Like he cared about a lot of stupid settlers and Indians and soldiers who hung around out here before he was even born. Hell, before his prehistoric grandparents had been born.

Who gave a shit about Crazy Horse and Sitting Bullshit. He cared about the X-Men and the box scores.

The way Coop looked at it, the fact that the closest town to the farm was called Deadwood said it all.

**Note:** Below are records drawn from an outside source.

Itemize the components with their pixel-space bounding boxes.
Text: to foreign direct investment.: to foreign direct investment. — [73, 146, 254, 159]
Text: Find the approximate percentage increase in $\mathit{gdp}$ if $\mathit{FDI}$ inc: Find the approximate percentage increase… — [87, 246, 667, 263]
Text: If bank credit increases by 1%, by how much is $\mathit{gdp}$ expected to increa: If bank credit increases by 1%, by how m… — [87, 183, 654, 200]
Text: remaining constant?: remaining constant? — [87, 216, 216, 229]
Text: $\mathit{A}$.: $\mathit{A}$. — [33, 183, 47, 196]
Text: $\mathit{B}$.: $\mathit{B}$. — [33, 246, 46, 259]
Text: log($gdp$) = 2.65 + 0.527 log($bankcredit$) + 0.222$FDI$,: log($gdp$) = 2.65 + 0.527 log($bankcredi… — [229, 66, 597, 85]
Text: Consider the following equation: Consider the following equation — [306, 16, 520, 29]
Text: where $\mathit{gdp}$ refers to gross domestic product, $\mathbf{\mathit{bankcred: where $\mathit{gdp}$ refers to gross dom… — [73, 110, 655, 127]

He didn’t care about cowboys and horses and buffalo. He cared about baseball and video games. He wasn’t going to see a single game in Yankee Stadium all summer.

He might as well be dead, too.

He spotted a bunch of what looked like mutant deer clomping across the high grass, and a lot of trees and stupid hills that were really green. Why did they call them black when they were green? Because he was in South crappy Dakota where they didn’t know dick about squat.

What he didn’t see were buildings, people, streets, sidewalk vendors. What he didn’t see was home.

His grandmother shifted in her seat to look back at him. “Do you see the elk, Cooper?”

“I guess.”

“We’ll be getting to the Chance spread soon,” she told him. “It was nice of them to have us all over for supper. You’re going to like Lil. She’s nearly your age.”

He knew the rules. “Yes, ma’am.” As if he’d pal around with some girl. Some dumb farm girl who probably smelled like horse. And looked like one.

He bent his head and went back to Tetris so his grandmother would leave him alone. She looked sort of like his mother. If his mother was old and didn’t get her hair done blond and wavy, and didn’t wear makeup. But he could see his mother in this strange old woman with the lines around her blue eyes.